By Bryce Covert, ThinkProgress
After allowing the Paycheck Fairness Act to move forward last week, Senate Republicans turned around on Monday evening and unanimously voted to block the bill, which would ban salary secrecy and tighten rules to try to narrow the gender wage gap.
The vote came weeks after the Republican National Committee claimed that “All Republicans support equal pay.” Senate Republicans have unanimously shot the bill down multiple times over the past four years.
The bill includes a number of provisions aimed at preventing the gender wage gap in the first place, which currently means a woman who works full time, year round makes 77 percent of what a similar man makes and hasn’t budged in a decade.
It would ban salary secrecy, in which employers prohibit or strongly discourage employees from discussing pay with each other, thus making it difficult for women to discover unequal practices. While it’s illegal to tell workers they can’t talk about wages with each other without a business justification, since it infringes on the right to engage in concerted activities for mutual aid, it’s still widespread: about half of private sector workers say they can’t talk about pay at work. But in workplaces without this practice, the wage gap shrinks. Among the federal workforce, where pay scales are usually transparent, the wage gap has fallen significantly over the past 20 years. It’s also falling among unionized workers, who similarly tend to have wage transparency.
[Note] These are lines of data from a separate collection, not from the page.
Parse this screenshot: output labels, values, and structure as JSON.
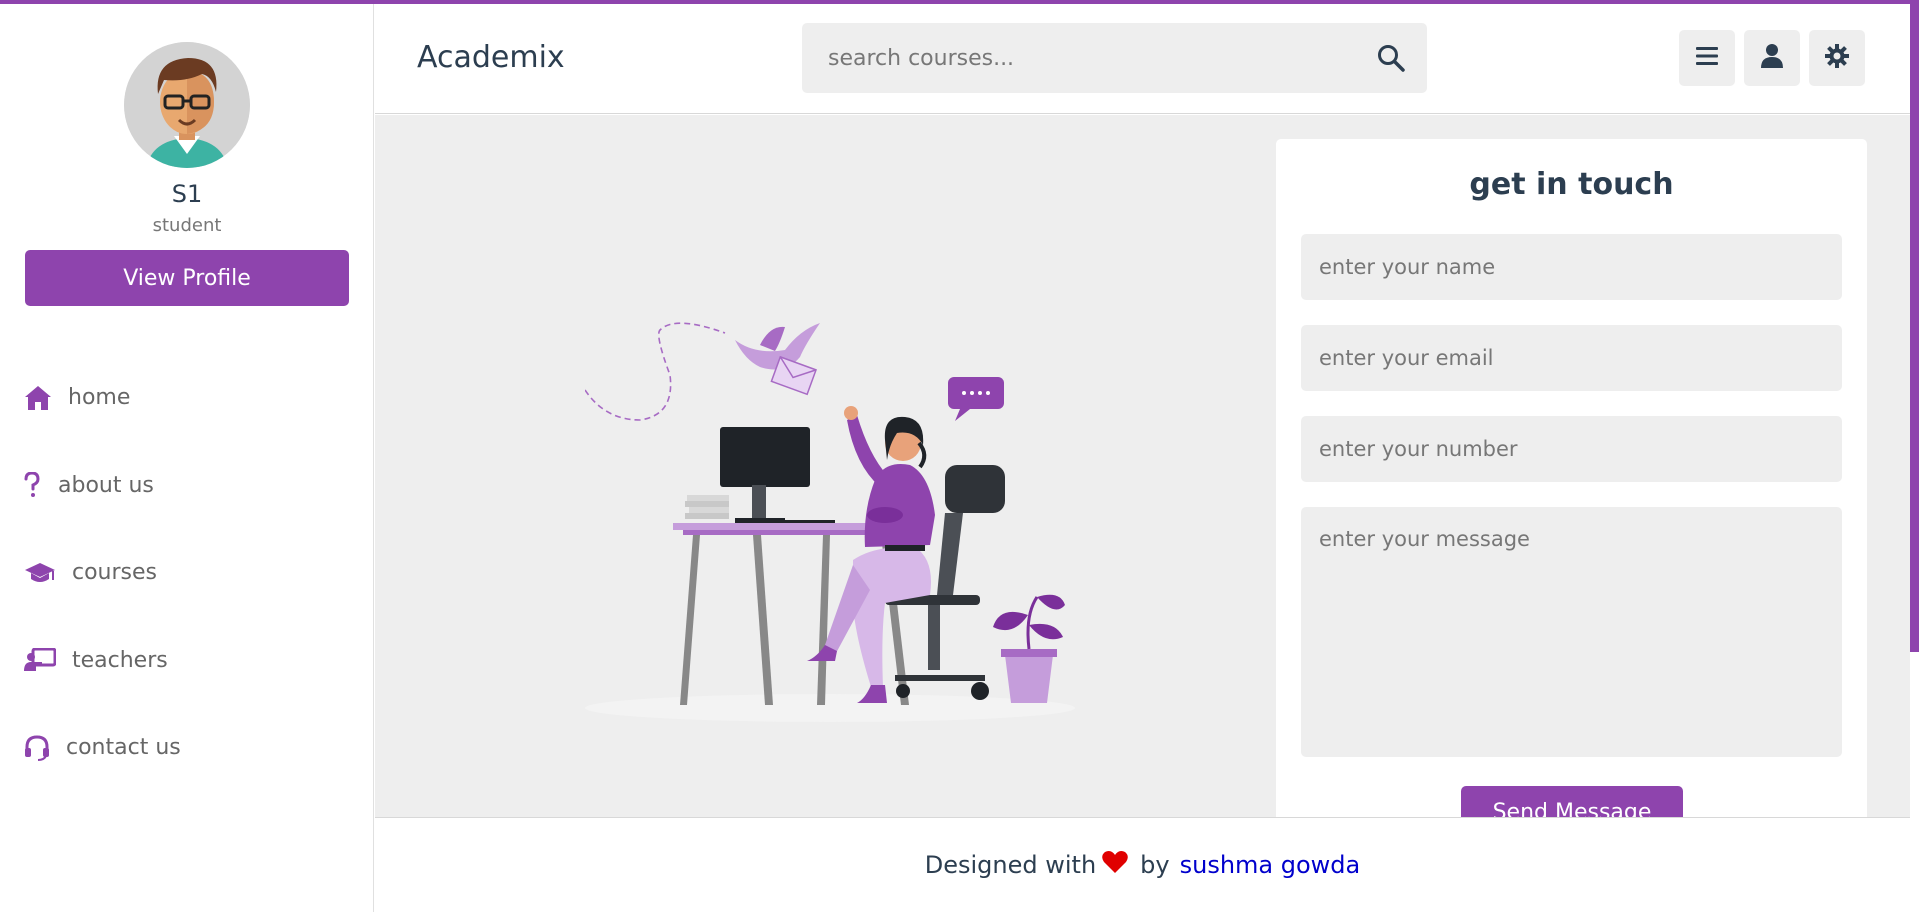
{
  "colors": {
    "accent": "#8e44ad",
    "background": "#eeeeee",
    "text": "#2c3e50"
  },
  "profile": {
    "name": "S1",
    "role": "student",
    "view_button": "View Profile"
  },
  "sidebar": {
    "items": [
      {
        "label": "home",
        "icon": "home-icon"
      },
      {
        "label": "about us",
        "icon": "question-icon"
      },
      {
        "label": "courses",
        "icon": "graduation-cap-icon"
      },
      {
        "label": "teachers",
        "icon": "chalkboard-teacher-icon"
      },
      {
        "label": "contact us",
        "icon": "headset-icon"
      }
    ]
  },
  "header": {
    "logo": "Academix",
    "search": {
      "placeholder": "search courses..."
    },
    "buttons": [
      "menu-icon",
      "user-icon",
      "settings-icon"
    ]
  },
  "contact": {
    "title": "get in touch",
    "name_placeholder": "enter your name",
    "email_placeholder": "enter your email",
    "number_placeholder": "enter your number",
    "message_placeholder": "enter your message",
    "send_label": "Send Message"
  },
  "footer": {
    "prefix": "Designed with",
    "by": "by",
    "author": "sushma gowda"
  }
}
The Paycheck Fairness Act would also narrow the definitions of what is considered a legitimate business-related justification for pay disparities between a man and a woman with the same skills, responsibilities, and working conditions, while increasing penalties for those who are found to have no reason for gaps. It’s meant to discourage unequal pay scales so that women don’t have to remedy situations by bringing lawsuits, which are time consuming, costly, and increasingly difficult to win.
Republicans say they are in favor of equal pay for women’s work, but they haven’t articulated their alternatives to the Democrats’ bill. Instead they say women are already protected and argue that the gap isn’t as big as the statistics say. But while it’s true that many factors go into the gender wage gap, it can’t be explained away and discrimination is likely at least partly to blame.